In my experience the right moment to begin accelerating is just after you finish the lowest radius section of the corner. For instance on a hairpin, you would make a more L-shaped line through it, and would start accelerating just after the "crook" of the L and just before you hit the apex.
If you have a car that tends to drift understeer, you will need to take the apex at a deeper angle than you would with an oversteer car. For cars with ancient suspension like the Trans Am, it's important to not let the car roll too much. Keeping the front-outside suspension loaded is key. Taking a deeper angle at the apex will compensate for any drift understeer and allow you to accelerate more on the exit if you don't understeer. If you load the outside front suspension properly, it should feel like the car is gliding, and you won't have to correct your steering much.
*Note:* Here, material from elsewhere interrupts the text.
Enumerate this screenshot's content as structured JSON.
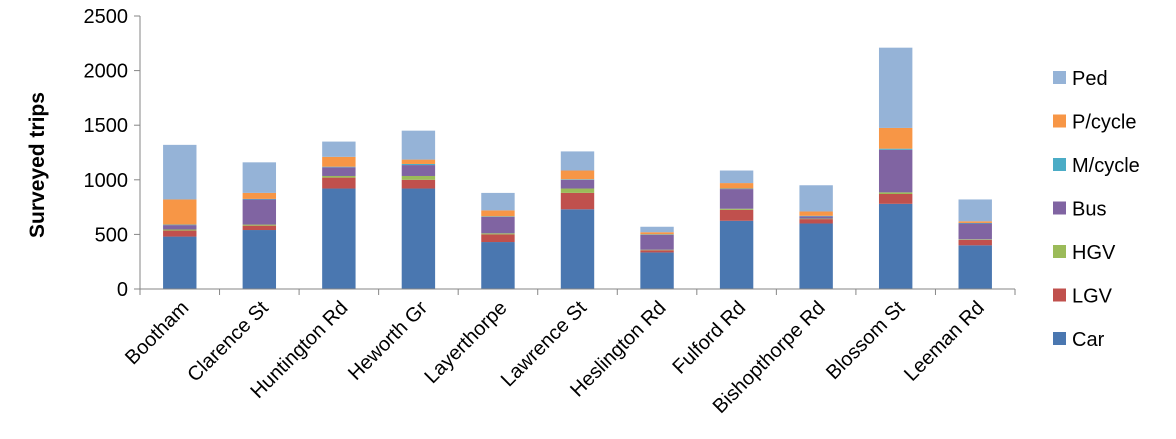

Setup is also key. Having a brake balance set more to the rear will allow you to rub the brake under turn in and get that much more response out of the front wheels.
Also, on any car, if you take a corner too early but at the proper speed, everything will understeer. Before you try any thing different in the actual corner, try making the turn in later.
PS, on left-foot braking; don't. If you don't feel comfortable doing it, don't. You shouldn't ever need to use the brake at the same time as the throttle any way. The car only wants to do one thing at a time.
Ah, and final thing, if you haven't already, learn where your torque is! Especially for low-speed cornering. On most cars the torque builds with RPM, but not on all. For instance a Viper SRT-10 gets maximum torque at around 4.5k RPM, then falls off. It's very important to get the powerband right on exit and to tailor how much torque you get with your driving style. I don't like a lot of torque because I've very early on the throttle, but other drivers might like more.